Ang II drives superoxide generation in a time-dependent manner. The increase in superoxide was assessed by (a) microscopic and (b) microplate DHE assay of fluorescent product of DHE oxidation. * represents p<0.05 compared to 0, 5, 30 min, and 24 h. # represents p<0.05 compared to 0, 5, 30 min, and 1 and 24 h. Data are from three independent experiments with n=6 wells per experiment.

Fig. 3

Superoxide originates inside and outside of mitochondria. When treated with Ang II, neural stem cells generate superoxide (DHE, red) in mitochondria identified here by MitoTracker Green as well as at sites, which are extramitochondrial, and that likely represent membrane-associated Nox as a source of superoxide.

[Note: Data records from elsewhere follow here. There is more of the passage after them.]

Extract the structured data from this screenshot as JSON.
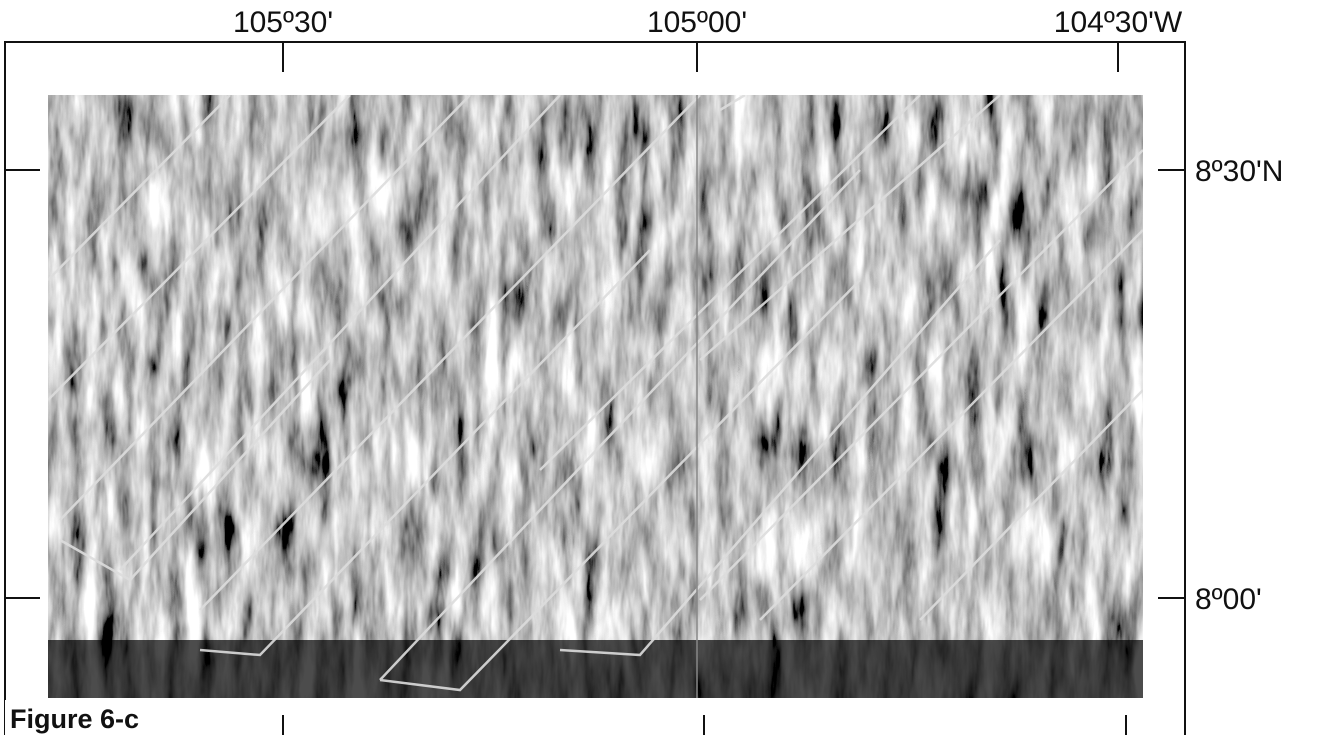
{
  "figure": {
    "label": "Figure 6-c"
  },
  "longitude_labels": [
    "105º30'",
    "105º00'",
    "104º30'W"
  ],
  "latitude_labels": [
    "8º30'N",
    "8º00'"
  ]
}
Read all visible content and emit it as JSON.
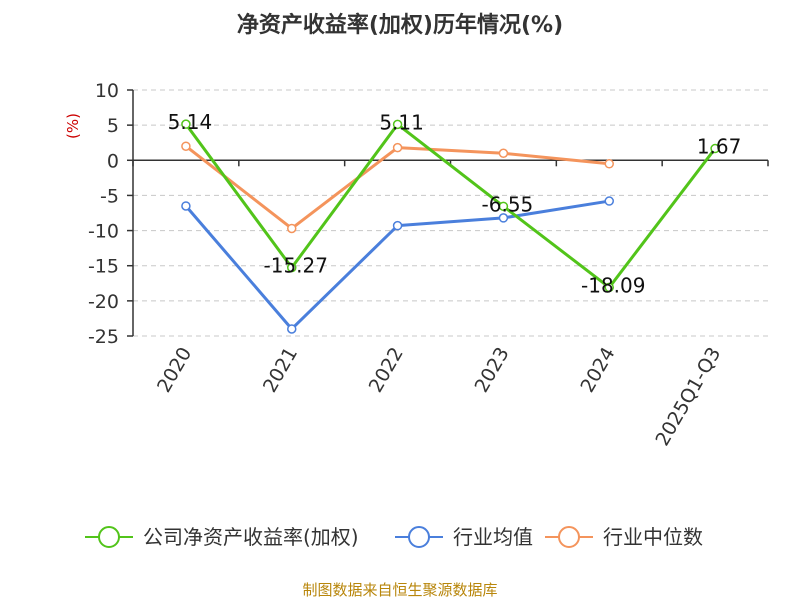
{
  "chart_data": {
    "type": "line",
    "title": "净资产收益率(加权)历年情况(%)",
    "ylabel": "(%)",
    "ylim": [
      -25,
      10
    ],
    "yticks": [
      10,
      5,
      0,
      -5,
      -10,
      -15,
      -20,
      -25
    ],
    "categories": [
      "2020",
      "2021",
      "2022",
      "2023",
      "2024",
      "2025Q1-Q3"
    ],
    "grid": true,
    "legend_position": "bottom",
    "series": [
      {
        "name": "公司净资产收益率(加权)",
        "color": "#52c41a",
        "values": [
          5.14,
          -15.27,
          5.11,
          -6.55,
          -18.09,
          1.67
        ],
        "labels": [
          "5.14",
          "-15.27",
          "5.11",
          "-6.55",
          "-18.09",
          "1.67"
        ]
      },
      {
        "name": "行业均值",
        "color": "#4a7fdc",
        "values": [
          -6.5,
          -24.0,
          -9.3,
          -8.2,
          -5.8,
          null
        ]
      },
      {
        "name": "行业中位数",
        "color": "#f4945c",
        "values": [
          2.0,
          -9.7,
          1.8,
          1.0,
          -0.5,
          null
        ]
      }
    ]
  },
  "footer": {
    "source": "制图数据来自恒生聚源数据库"
  }
}
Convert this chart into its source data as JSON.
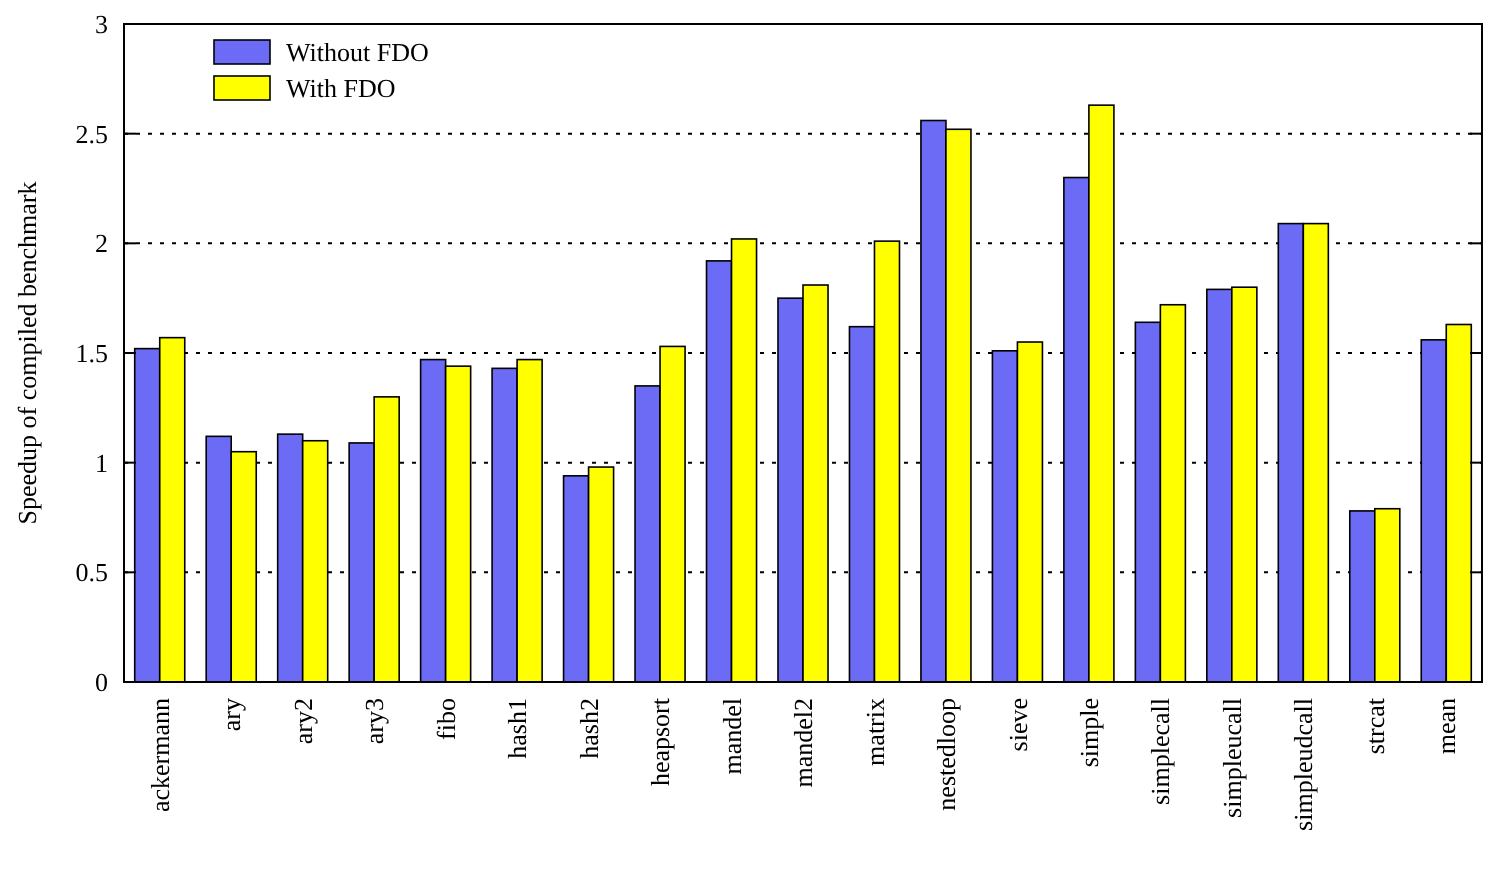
{
  "chart_data": {
    "type": "bar",
    "ylabel": "Speedup of compiled benchmark",
    "categories": [
      "ackermann",
      "ary",
      "ary2",
      "ary3",
      "fibo",
      "hash1",
      "hash2",
      "heapsort",
      "mandel",
      "mandel2",
      "matrix",
      "nestedloop",
      "sieve",
      "simple",
      "simplecall",
      "simpleucall",
      "simpleudcall",
      "strcat",
      "mean"
    ],
    "series": [
      {
        "name": "Without FDO",
        "color": "#6b6bf5",
        "values": [
          1.52,
          1.12,
          1.13,
          1.09,
          1.47,
          1.43,
          0.94,
          1.35,
          1.92,
          1.75,
          1.62,
          2.56,
          1.51,
          2.3,
          1.64,
          1.79,
          2.09,
          0.78,
          1.56
        ]
      },
      {
        "name": "With FDO",
        "color": "#ffff00",
        "values": [
          1.57,
          1.05,
          1.1,
          1.3,
          1.44,
          1.47,
          0.98,
          1.53,
          2.02,
          1.81,
          2.01,
          2.52,
          1.55,
          2.63,
          1.72,
          1.8,
          2.09,
          0.79,
          1.63
        ]
      }
    ],
    "ylim": [
      0,
      3
    ],
    "yticks": [
      0,
      0.5,
      1,
      1.5,
      2,
      2.5,
      3
    ],
    "grid": "y",
    "legend": "top left"
  }
}
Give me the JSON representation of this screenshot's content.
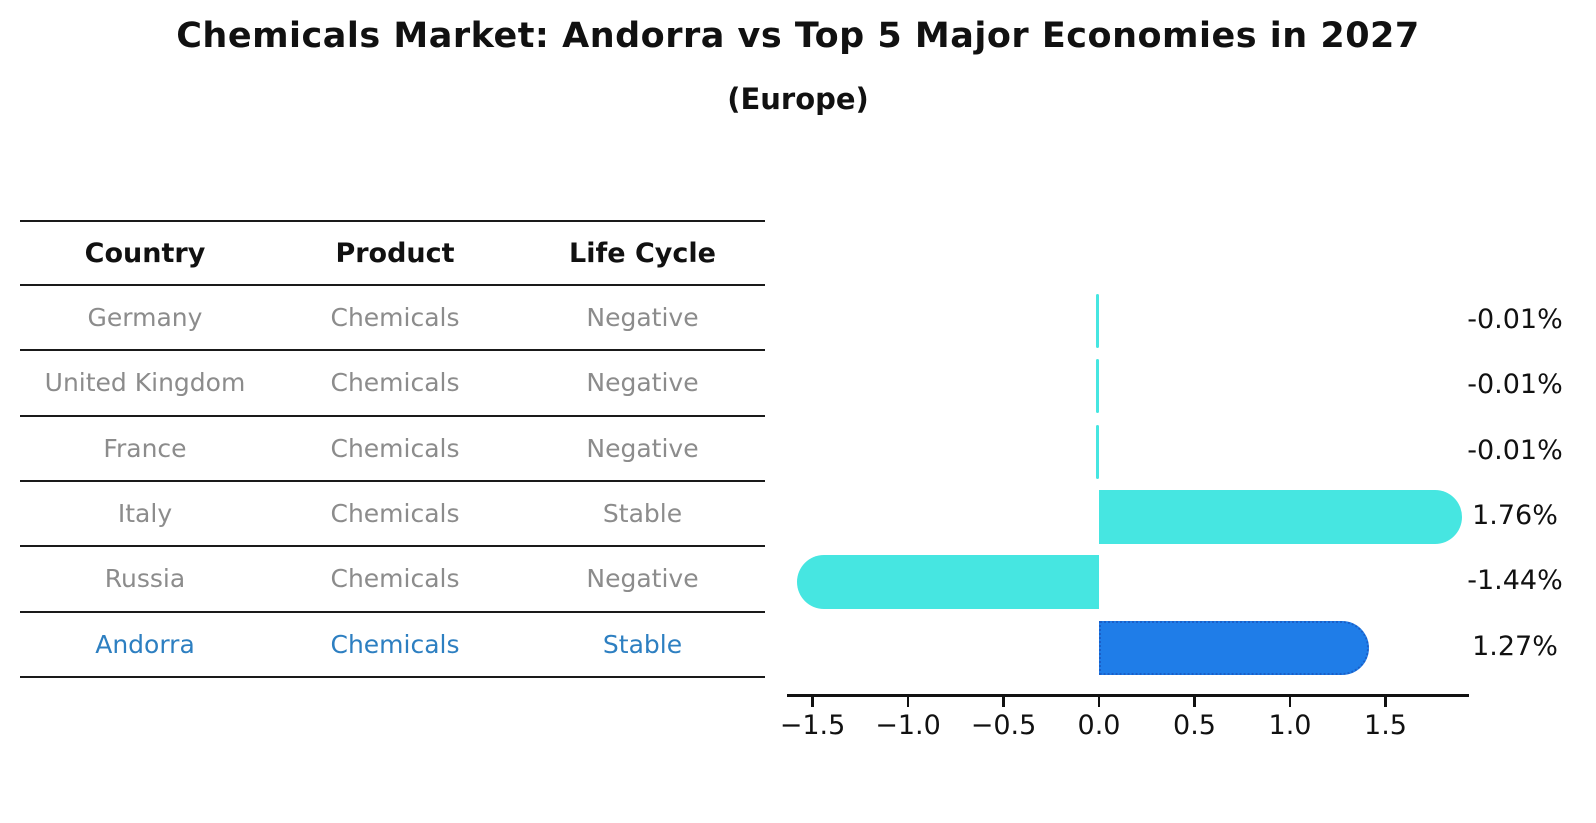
{
  "chart_data": {
    "type": "bar",
    "orientation": "horizontal",
    "title": "Chemicals Market: Andorra vs Top 5 Major Economies in 2027",
    "subtitle": "(Europe)",
    "categories": [
      "Germany",
      "United Kingdom",
      "France",
      "Italy",
      "Russia",
      "Andorra"
    ],
    "values": [
      -0.01,
      -0.01,
      -0.01,
      1.76,
      -1.44,
      1.27
    ],
    "value_labels": [
      "-0.01%",
      "-0.01%",
      "-0.01%",
      "1.76%",
      "-1.44%",
      "1.27%"
    ],
    "xlabel": "",
    "ylabel": "",
    "xlim": [
      -1.63,
      1.93
    ],
    "xtick_values": [
      -1.5,
      -1.0,
      -0.5,
      0.0,
      0.5,
      1.0,
      1.5
    ],
    "xtick_labels": [
      "−1.5",
      "−1.0",
      "−0.5",
      "0.0",
      "0.5",
      "1.0",
      "1.5"
    ],
    "grid": false,
    "legend": false,
    "highlight_index": 5
  },
  "table": {
    "headers": [
      "Country",
      "Product",
      "Life Cycle"
    ],
    "rows": [
      {
        "country": "Germany",
        "product": "Chemicals",
        "life_cycle": "Negative",
        "highlighted": false
      },
      {
        "country": "United Kingdom",
        "product": "Chemicals",
        "life_cycle": "Negative",
        "highlighted": false
      },
      {
        "country": "France",
        "product": "Chemicals",
        "life_cycle": "Negative",
        "highlighted": false
      },
      {
        "country": "Italy",
        "product": "Chemicals",
        "life_cycle": "Stable",
        "highlighted": false
      },
      {
        "country": "Russia",
        "product": "Chemicals",
        "life_cycle": "Negative",
        "highlighted": false
      },
      {
        "country": "Andorra",
        "product": "Chemicals",
        "life_cycle": "Stable",
        "highlighted": true
      }
    ]
  },
  "colors": {
    "bar_cyan": "#46e6e1",
    "bar_blue": "#1f7de8",
    "bar_blue_edge": "#1a5fc8",
    "highlight_text": "#2d7fc1",
    "row_text": "#8c8c8c",
    "header_text": "#111111",
    "rule": "#1a1a1a",
    "axis_text": "#111111"
  }
}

As illustrated here, fluorescence in the nucleus represents DHE oxidized to ethidium bromide (a fluorescent nucleic acid stain), which when generated intracellularly intercalates into DNA.

Fig. 4

Superoxide production, generated in response to Ang II, is reduced by inhibitors of NADPH oxidase such as phenylarsine oxide (PAO; 0.6 μM) and apocynin (10 μM). Cultures were pretreated with either PAO or apocynin for six hours prior to one-hour treatment with Ang II. * represents p<0.05 compared to control and PAO-treated cultures. # represents p<0.05 compared to Ang II-treated cultures. Data are from three independent experiments with n=6 wells per experiment.

Fig. 5

Nox4 mRNA is the most abundant Nox isoform mRNA in C17.2 cells (a). Murine aortic smooth muscle cell line (MOVAS) was used as a positive control for Nox4 mRNA expression. Ang II treatment increases Nox4 synthesis as illustrated by (b) Western immunoblot and quantified densitometrically and analyzed using NIH image J (c). * represents p<0.05 compared to control cultures, which were not treated with Ang II. Data are from three independent experiments with n=6 wells per experiment.

Fig. 6

Ang II-driven proliferation of C17.2 neural stem cells requires Nox4-generated superoxide. Cells were grown sequentially in complete medium with 15% serum (48 h), in medium with 0.1% serum (24 h), transfected with siRNAs (24 h), and allowed to recover for 48 h while being treated for 12 or 48 h with Ang II. The effect of media only (control), transfection reagent (TKO), scrambled non-targeting siRNA (SCR siRNA), or Nox4 siRNA on: (a) expression of Nox4 in C17.2 neural stem cells illustrated by Western analysis; (b) quantification of Nox4 expression; (c) superoxide levels; and (d) proliferation. The effect of media only on C17.2 neural stem cells versus Ang II treatment with transfection reagent (TKO), scrambled non-targeting siRNA (SCR siRNA), or Nox4 siRNA in the presence of Ang II on: (e) Nox4 expression in C17.2 neural stem cells illustrated by Western analysis; (f) quantification of Nox4 expression; (g) superoxide levels; and (h) proliferation. † represents p<0.01 compared to all other culture conditions; * represents p<0.01 compared with cultures not treated with Ang II; # represents p<0.01 compared with all other cultures that were treated with Ang II. Data are from three independent experiments with n=6 wells per experiment.

Fig. 7

A conceptualization of Angiotensin II signaling in Nox4-dependent self-renewal of neural stem cells. Angiotensin II binding to its most abundant receptor, AT1 receptor, is known to stimulate signaling cascades leading to activation of various isoforms of Nox in a tissue- and cell-type dependent manner [68;69]. Here, we show that in C17.2 stem cells, Ang II leads to increased synthesis and activation of Nox4 and thereby enhancement of superoxide generation toward increased stem cell proliferation. Inhibiting the activity of Nox4 via Nox4 siRNA targeting, or pharmacologically with inhibitors of Nox (Apocynin and PAO), as well as a general antioxidant, NAC, prevented Ang II from increasing production of superoxide. The siRNA targeting Nox4 abolished the following responses to Ang II treatment: i) increase in Nox4 protein levels, ii) increase in superoxide production, and iii) increase in stem cell numbers.